Although the movement of that capital did not appear at the time on the books, its importance can be inferred from the significantly higher ratio of working persons to total population in West Germany than in other countries in the 1950s and 1960s: 50% in Germany versus 45% in France, 40% in the UK, 42% in the US and 36% in Canada. 

Also, after a few years of bad fiscal and monetary policies immediately after the war, Ludwig Erhard abolished production and price controls, was instrumental in the introduction of the Deutsche mark in 1948, and lowered taxes significantly. When the inflow of human capital stopped, new waves of hardworking young employees arrived from Mediterranean lands. 

In other words, the West German miracle was due, not to foreign aid, but to the same features that brought about earlier and later miracles elsewhere: migration of hard-working, skilled people, stable money and significantly lower taxes. 

And taxes were significantly lowered. In the Germany of 1948, marginal income taxes stood at 50% for a US$600 income, and a confiscatory 95% for $15,000. In 1948, the tax code was drastically revised, and the 50% bracket applied for income of $2,250, though effectively lower because of numerous deductions for savings and investments. By 1955, the top rate was lowered to 63% for incomes over $250,000, and 50% for brackets starting at $42,000. 

These taxes are not low by today's standards. But things are relative: when neighboring countries experiment with communism and other disastrous political experiments that tax people's hopes, aspirations and ambitions, a 50% tax rate will induce levels of efforts that they would not induce if neighboring countries pursued similar or even lower-taxed policies. 

Those now advocating returning to 60% or even 80% marginal taxes, noting that Western countries did not do badly with such rates from the 1950s to the 1970s, are seriously mistaken. 

During those decades, there were roughly 12 democratic countries with degrees of openness of their financial markets in the entire world. The rest of the world was closed to fueling entrepreneurial ambitions. Capital and people were lining up to get into these countries: even an 80% tax is better than chances of being sent to gulags, or forced on "cultural marches".


That is not the case today, when people and capital are far more mobile.
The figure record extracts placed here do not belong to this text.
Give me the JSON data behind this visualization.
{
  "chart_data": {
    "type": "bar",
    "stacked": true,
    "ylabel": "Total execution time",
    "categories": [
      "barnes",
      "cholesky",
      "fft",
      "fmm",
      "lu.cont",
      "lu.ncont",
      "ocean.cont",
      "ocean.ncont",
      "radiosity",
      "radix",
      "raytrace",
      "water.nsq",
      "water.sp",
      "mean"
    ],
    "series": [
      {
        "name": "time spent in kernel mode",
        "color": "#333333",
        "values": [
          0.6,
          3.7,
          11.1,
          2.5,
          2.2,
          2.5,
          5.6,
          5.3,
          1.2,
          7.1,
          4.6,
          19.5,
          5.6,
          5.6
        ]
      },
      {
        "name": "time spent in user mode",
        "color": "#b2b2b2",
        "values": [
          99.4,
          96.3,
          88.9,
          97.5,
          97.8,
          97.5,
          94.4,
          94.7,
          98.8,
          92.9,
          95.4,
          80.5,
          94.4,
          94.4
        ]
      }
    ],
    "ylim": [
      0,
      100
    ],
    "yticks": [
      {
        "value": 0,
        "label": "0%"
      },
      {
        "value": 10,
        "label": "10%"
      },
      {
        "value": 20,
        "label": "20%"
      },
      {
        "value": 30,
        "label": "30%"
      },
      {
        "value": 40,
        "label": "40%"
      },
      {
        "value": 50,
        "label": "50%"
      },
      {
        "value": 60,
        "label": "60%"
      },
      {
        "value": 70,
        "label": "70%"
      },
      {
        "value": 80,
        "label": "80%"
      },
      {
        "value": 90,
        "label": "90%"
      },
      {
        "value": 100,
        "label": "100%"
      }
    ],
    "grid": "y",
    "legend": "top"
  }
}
French President Francois Hollande - who declared himself an "enemy of finance" (which should be expected from anyone with strong ideological background and no experience of ever being anything but a political apparatchik: after all, the more one closes financial markets, the more governments must play the role of "matchmaker" between people and money - by default) - saw it promptly when not only prominent French citizens announced their move out of France, but also with the British Prime Minister, David Cameron, announcing a rolling out of the red carpet for France's tax exiles. 

Cameron probably remembered the lessons the UK learned from pre-Thatcher days, when the marginal taxes in Britain reached the roughly 95% level - leading in the 1970s to the then much discussed brain drain from the UK, which led the Rolling Stones among others rolling out of the UK to live under more favorable tax regimes elsewhere (the Stones, ironically, to France). 

It is surprising that when "globalization" and increased mobility of people and capital is on everyone's lips, economists recommend policies from a relatively immobile world - which is gone with the wind.